I called Dr. Gardner while Felix was having breakfast, and he agreed on a house call. It was things like that which made me so happy about the amount of money we had. In general, I was happy about it when it came to everything Felix, because cost was never a factor.

Then, it was time to call Tommy, and he picked up.

“Yeah.”

“Hi, it’s Billie.”

“I know.”

I decided to ignore the snarl from him and just get to the point. “Felix seems to have a urinary tract infection. The doctor is going to be here in an hour or so, but you told me to keep you updated if something happened to him.

“Can you put Felix on the phone?”

Awesome. He’d rather get a medical update from a five-year-old than talk to me. “Sure.” I turned to Felix. “He wants to talk to you.”

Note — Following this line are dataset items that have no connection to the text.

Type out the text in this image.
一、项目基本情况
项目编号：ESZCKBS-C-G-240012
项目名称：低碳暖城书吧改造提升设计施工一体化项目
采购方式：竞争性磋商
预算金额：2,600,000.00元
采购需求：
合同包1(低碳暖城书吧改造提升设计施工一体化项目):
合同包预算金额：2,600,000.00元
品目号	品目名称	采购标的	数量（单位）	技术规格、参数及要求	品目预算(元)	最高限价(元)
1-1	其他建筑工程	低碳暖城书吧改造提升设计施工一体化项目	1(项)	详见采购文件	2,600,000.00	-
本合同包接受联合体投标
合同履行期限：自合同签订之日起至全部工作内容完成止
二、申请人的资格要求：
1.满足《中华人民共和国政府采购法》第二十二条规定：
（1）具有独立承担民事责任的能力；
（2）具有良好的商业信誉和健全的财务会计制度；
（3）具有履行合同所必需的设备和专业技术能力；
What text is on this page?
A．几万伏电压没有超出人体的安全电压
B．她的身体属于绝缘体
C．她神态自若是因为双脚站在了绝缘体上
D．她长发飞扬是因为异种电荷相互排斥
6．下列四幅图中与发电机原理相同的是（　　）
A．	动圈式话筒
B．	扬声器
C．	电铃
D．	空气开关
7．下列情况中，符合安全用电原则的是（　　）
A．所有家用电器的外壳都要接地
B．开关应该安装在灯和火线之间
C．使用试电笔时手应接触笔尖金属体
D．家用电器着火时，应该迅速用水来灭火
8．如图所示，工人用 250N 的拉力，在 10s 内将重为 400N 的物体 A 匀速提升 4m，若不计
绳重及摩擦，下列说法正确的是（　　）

He took the phone and gave me a precocious look. “This is kinda private.”

“Okay,” I laughed. “I’ll wait in the hallway, but you have to promise me to eat your entire omelet.”

Mom came down the stairs and gave me a surprised eye where I sat on the stool.

“Why are you sitting there?”

“Felix is talking to Tommy, and it was
kinda private
.”

“Kinda private,” she repeated and shook her head with a laugh. “Sometimes it surprises me how what goes around really does come around.”

“What?”

“He’s just like you,” she chuckled. “
Kinda private
.”

“I think he’s got a urinary infection. Dr. Gardner is on his way.”

“Okay.” Mom didn’t seem fazed. We didn’t panic about those small things anymore. “I’ll go see if he’s done with his private conversation.”

“Let me know if he is.”

 

*

 

About an hour later, the three of us, along with Tommy and Dr. Gardner, where in Felix’s room.

“Any pain?” Dr. Gardner asked, and Felix shook his head.

“How do you know he’s telling the truth?” Tommy asked me in a low voice.

“He knows it can get a lot worse if he doesn’t.”

Thankfully, Dr. Gardner said we didn’t have to go to the hospital as long as his temperature didn’t rise and he didn’t complain about pain. The main risk was that the infection spread to the cysts in his kidneys, because it was hard to treat infections in cysts.